Dr. David Peters: Developing Prenatal Tests that are Safer, Less Invasive
Genomics researcher, Dr. David Peters, tackles a new world with fewer needles and more saved lives
I felt that any risk of aborting a perfectly normal baby because of a diagnostic procedure was unacceptable. And that’s what really motivated me to explore alternatives.
Dr. David Peters
As a young scientist, David Peters was focused on the brain – more specifically, brain aneurisms as researched through the lens of high-throughput genomics.
But when his wife became pregnant with the first of their two children, his world – both as a husband and a scientist – dramatically changed course.
A native of England, Peters came to the University of Pittsburgh in the mid-1990s for post-doctoral research in human genetics. For about six years, he ran a lab that took a global view of biological systems – largely aneurisms, but with some study of oncology – through a genomic perspective: How do cells regulate themselves? How does DNA sequence variation impact that regulation? How do these relate to disease and disease risk?
Genomics was a relatively new science, so “it was a bit off the wall,” he admits.
But it was his experience as an expectant father that changed the course of his career.
He repatriated to the United Kingdom in 2004, after his wife underwent an amniocentesis test during her first pregnancy. Commonly used today, amniocentesis is a procedure with risks since needles drawing out amniotic fluid cause 1 in 150 women to miscarry their otherwise healthy babies.
“I was surprised and pretty horrified at the rate of fetal loss from invasive prenatal testing,” he recalls. “I felt that any risk of aborting a perfectly normal baby because of a diagnostic procedure was unacceptable. And that’s what really motivated me to explore alternatives.”
Despite a second amniocentesis procedure with her second pregnancy, his wife and their two children emerged without complication. But Peters’ scientific curiosity was piqued – so much so that he switched from studying aneurisms and cancer to developing prenatal tests that did not use a needle as part of the diagnostic procedure.
It was this work that brought him back to the U.S. and to Magee-Womens Research Institute. For Peters, the idea of doing work that went directly to the patient, where he could witness the impact on their lives, was intriguing.
Returning to Pittsburgh also represented an opportunity to explore an interesting scientific problem. At the time, the field had determined that placental DNA from the unborn baby’s genome floats around and is detectable, and recoverable, from maternal plasma. If a lab draws the mother’s blood and spins the cells out, the remaining plasma contains what Peters refers to as “a whiff of fetal DNA.”
Using computational analysis via a model created by statistician Tianjiao Chu, Peters was able to painstakingly search for the baby’s DNA, a proverbial needle, in the haystack of the mother’s plasma – although the DNA is so similar that Peters says a more accurate comparison would be like looking for “a needle in a stack of needles.”
They successfully managed to identify Down syndrome, and they proved that their test would work in any disorder involving a whole chromosome change. In 2011, Peters’ lab became the first to use the technology to identify an entire class of smaller anomalies. And they found that it could also apply across a wide range of diseases.

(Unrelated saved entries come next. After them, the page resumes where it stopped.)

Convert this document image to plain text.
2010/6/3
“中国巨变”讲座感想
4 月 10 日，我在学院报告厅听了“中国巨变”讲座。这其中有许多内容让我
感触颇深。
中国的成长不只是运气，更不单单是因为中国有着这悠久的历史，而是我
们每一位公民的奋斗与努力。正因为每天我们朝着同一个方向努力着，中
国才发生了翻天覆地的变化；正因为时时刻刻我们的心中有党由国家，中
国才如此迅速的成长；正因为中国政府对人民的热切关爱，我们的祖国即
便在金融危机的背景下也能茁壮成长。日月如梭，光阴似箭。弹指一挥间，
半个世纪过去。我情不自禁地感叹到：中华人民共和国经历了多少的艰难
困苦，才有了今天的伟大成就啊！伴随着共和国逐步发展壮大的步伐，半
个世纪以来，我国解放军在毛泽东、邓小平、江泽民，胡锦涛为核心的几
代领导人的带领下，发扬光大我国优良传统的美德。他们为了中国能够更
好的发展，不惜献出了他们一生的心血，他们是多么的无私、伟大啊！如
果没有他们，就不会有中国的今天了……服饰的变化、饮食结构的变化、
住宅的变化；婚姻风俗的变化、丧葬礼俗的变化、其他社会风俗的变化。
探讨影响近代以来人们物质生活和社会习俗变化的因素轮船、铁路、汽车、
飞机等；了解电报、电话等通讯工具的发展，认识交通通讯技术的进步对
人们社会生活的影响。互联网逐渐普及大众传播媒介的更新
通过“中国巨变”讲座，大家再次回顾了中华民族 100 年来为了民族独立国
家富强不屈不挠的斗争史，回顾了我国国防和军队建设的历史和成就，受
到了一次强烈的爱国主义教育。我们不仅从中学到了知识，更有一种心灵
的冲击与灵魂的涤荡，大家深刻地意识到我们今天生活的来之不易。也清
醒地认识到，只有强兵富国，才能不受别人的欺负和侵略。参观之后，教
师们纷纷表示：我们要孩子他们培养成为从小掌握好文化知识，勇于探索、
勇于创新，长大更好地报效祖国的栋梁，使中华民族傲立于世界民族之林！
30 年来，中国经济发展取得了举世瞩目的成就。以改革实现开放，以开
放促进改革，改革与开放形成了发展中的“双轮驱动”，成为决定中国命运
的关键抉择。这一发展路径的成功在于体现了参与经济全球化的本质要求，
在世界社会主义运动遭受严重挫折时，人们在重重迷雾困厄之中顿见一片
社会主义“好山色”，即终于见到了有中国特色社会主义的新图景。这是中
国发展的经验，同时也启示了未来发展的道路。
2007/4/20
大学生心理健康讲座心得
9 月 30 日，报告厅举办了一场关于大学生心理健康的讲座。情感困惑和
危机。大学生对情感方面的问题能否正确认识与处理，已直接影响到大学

“When you have a way of thinking about disease, or detection of disease, you have a toolkit of things that are quite useful. It would be a shame not to use them” in as many diseases as possible, Peters says.
He remembers when he was back in England, in a gray office, looking out the window at a brick wall through pouring-down rain. He mulled whether he should change the course of his career by moving to the United States. It would mean uprooting his family, asking his wife to quit her job in England, all to pursue work that had a high failure rate — not necessarily a guaranteed career move for a developing academic scientist.
But he also thought about the thousands of healthy pregnancies that could continue to term if he succeeded — pregnancies that would lead to children living productive, healthy lives. He told himself: “If we’re going to do this, it’s going to be a different track: it will be high-risk, high-yield.”
That’s how it still feels, even a decade and several success stories later.
“You’re always failing. You spend your entire life failing. And then you get these little blips of: ‘OK, that’s a win.’ Failure, failure, failure – little tiny win. And you’re hoping that the wins get bigger,” he says. And when the solution comes, he says, “it’s just bloody obvious … it’s always easy in hindsight.”